QUOTE(Phil P @ July 7 2008, 09:49 AM)

how do you make the fuel? do you work specifically with one restaurant? i'm curious to see how you go about doing that, that definitely sounds intriguing and green!
Our grease comes from our friend's sushi restaurant so it's all from tempura which is really clean and clear. True it doesn't do a great job in winter when it's cold, there's a slight mod for a fuel warmer but it doesn't do well when it's cold and needs time to warm up-usually it's half diesel and half bio then.
Some history of biofuels.. from
http://www.arborbiofuels.com/bio_history.htmlIn 1898, when Rudolph Diesel first demonstrated his compression ignition engine at the World's Exhibition in Paris, he used peanut oil - the original biodiesel. Diesel believed biomass fuel to be viable alternative to the resource consuming steam engine. Vegetable oils were used in diesel engines until the 1920's when an alteration was made to the engine, enabling it to use a residue of petroleum - what is now known as diesel #2.

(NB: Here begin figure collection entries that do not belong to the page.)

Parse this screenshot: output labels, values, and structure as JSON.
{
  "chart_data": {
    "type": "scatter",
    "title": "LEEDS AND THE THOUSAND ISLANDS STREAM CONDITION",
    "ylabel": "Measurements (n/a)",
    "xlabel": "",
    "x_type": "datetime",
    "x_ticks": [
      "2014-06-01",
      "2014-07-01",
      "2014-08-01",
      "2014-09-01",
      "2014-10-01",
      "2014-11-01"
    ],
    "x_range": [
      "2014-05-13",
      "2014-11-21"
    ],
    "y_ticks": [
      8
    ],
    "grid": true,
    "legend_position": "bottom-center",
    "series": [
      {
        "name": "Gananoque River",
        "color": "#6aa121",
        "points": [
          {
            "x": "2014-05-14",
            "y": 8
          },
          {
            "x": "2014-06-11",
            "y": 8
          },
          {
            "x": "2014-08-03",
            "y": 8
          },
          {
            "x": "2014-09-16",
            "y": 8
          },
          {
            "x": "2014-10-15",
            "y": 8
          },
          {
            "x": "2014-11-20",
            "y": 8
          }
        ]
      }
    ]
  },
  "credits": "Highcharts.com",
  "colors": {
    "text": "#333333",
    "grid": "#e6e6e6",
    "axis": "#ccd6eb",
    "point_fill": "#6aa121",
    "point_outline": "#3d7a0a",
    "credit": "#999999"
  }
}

Diesel was not the only inventor to believe that biomass fuels would be the mainstay of the transportation industry. Henry Ford designed his automobiles, beginning with the 1908 Model T, to use ethanol. Ford was so convinced that renewable resources were the key to the success of his automobiles that he built a plant to make ethanol in the Midwest and formed a partnership with Standard Oil to sell it in their distributing stations. During the 1920's, this biofuel was 25% of Standard Oil's sales in that area. With the growth of the petroleum industry Standard Oil cast its future with fossil fuels. Ford continued to promote the use of ethanol through the 1930's. The petroleum industry undercut the biofuel sales and by 1940 the plant was closed due to the low prices of petroleum.

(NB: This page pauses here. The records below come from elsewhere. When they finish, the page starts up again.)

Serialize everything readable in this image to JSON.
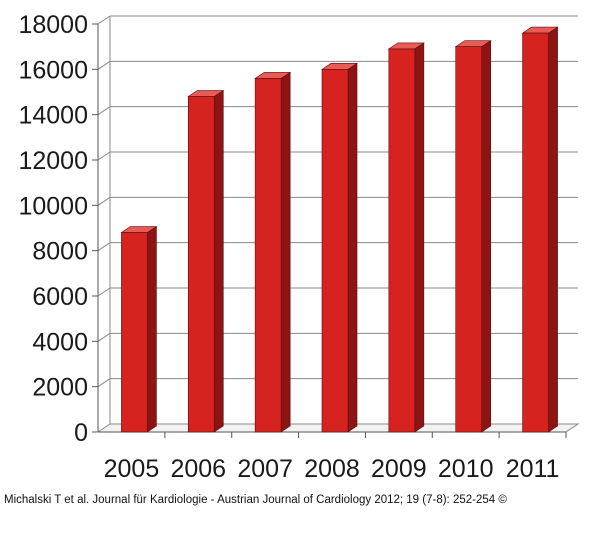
{
  "chart_data": {
    "type": "bar",
    "categories": [
      "2005",
      "2006",
      "2007",
      "2008",
      "2009",
      "2010",
      "2011"
    ],
    "values": [
      8800,
      14800,
      15600,
      16000,
      16900,
      17000,
      17600
    ],
    "ylim": [
      0,
      18000
    ],
    "yticks": [
      0,
      2000,
      4000,
      6000,
      8000,
      10000,
      12000,
      14000,
      16000,
      18000
    ],
    "grid": true,
    "legend": "none",
    "style": "3d",
    "colors": {
      "bar_front": "#d7231f",
      "bar_side": "#8d1412",
      "bar_top": "#e85b57",
      "grid": "#8a8a8a"
    }
  },
  "footer": {
    "credit": "Michalski T et al. Journal für Kardiologie - Austrian Journal of Cardiology 2012; 19 (7-8): 252-254 ©"
  }
}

Despite the fact that men such as Henry Ford, Rudolph Diesel, and subsequent manufacturers of diesel engines saw the future of renewable resource fuels, a political and economic struggle doomed the industry. Manufacturing industrialists made modifications to the diesel engines so they could take advantage of the extremely low prices of the residual, low-grade fuel now offered by the petroleum industry. The petroleum companies wanted control of the fuel supplies in the United States and, despite the benefits of biomass fuel verses the fossil fuels, they moved ahead to eliminate all competition.